Debates about the study tend to reflect disagreements about the translation of the research into policy. Jesse Rothstein, a University of California, Berkeley associate professor of public policy, for instance, described the relationship between various ways of estimating the value-added measures as “shockingly weak,” calling into question their usefulness as a factor in personnel decisions.
State Capacity
But the principal researcher on the study, Thomas Kane of Harvard University, disputes such characterizations. He argues that the correct basis for comparing the strength of the study’s identified measures is the information districts have traditionally used instead.
“It’s not like we can avoid making high-stakes decisions about teachers,” he said. “The right comparison is not to perfection; it’s to experience and master’s degrees and the information we currently have. Relative to that information, do these measures do better? The answer is unequivocally ‘yes.' "

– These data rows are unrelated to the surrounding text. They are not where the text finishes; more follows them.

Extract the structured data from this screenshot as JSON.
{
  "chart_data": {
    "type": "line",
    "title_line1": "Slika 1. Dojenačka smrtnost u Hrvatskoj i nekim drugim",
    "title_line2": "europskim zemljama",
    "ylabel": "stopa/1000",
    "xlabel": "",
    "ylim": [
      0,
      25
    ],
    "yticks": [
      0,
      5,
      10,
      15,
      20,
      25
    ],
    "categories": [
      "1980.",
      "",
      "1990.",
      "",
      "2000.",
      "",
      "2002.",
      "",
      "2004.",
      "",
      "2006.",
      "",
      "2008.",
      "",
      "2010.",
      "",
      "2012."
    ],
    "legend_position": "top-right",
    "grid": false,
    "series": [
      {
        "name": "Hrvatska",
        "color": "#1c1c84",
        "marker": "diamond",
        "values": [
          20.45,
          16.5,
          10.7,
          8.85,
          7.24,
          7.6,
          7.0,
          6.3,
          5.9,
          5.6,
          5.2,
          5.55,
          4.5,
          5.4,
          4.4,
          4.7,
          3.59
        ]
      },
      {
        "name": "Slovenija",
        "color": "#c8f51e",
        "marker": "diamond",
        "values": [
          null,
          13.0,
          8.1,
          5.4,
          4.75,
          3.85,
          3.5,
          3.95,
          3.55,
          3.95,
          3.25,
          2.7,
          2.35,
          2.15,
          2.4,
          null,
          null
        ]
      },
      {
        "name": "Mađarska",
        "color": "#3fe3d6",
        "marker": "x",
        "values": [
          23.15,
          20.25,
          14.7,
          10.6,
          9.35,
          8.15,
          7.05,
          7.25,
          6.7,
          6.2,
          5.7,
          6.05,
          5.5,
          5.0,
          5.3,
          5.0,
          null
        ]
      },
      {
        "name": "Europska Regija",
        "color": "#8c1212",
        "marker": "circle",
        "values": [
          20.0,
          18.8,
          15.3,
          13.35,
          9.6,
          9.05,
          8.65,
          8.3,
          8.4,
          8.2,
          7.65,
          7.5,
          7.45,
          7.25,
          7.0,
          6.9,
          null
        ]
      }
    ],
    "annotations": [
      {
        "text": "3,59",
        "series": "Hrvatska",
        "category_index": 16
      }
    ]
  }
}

Lawmakers and state education officials digesting the study’s results, meanwhile, are bumping up against the fact that not all states have the capacity to generate value-added data. Many states, such as New Jersey, are using an alternate method of gauging teachers’ impact on test scores, called student-growth percentiles, that the research didn’t even undertake, sparking concern from scholars like Mr. Baker.
Bill Gates himself has harbored concerns about how some states and districts are putting into practice the ideas his philanthropy has catalyzed. In op-eds in national newspapers, he has opposed the publication of teachers’ evaluation results and the haste to establish tests in every subject to produce teacher-evaluation data.
Melinda Gates added in a recent interview with Education Week that state officials sometimes rushed to institute systems ahead of the teacher-effectiveness findings.
“When we come out with new research and new data, we can’t necessarily control how it spreads, nor should we,” she said. “It would have been nice and neat and tidy if we could have said, ‘Wait until the very last day when [the research] comes out, and this is the way to go.’ But I think some states went a little fast.”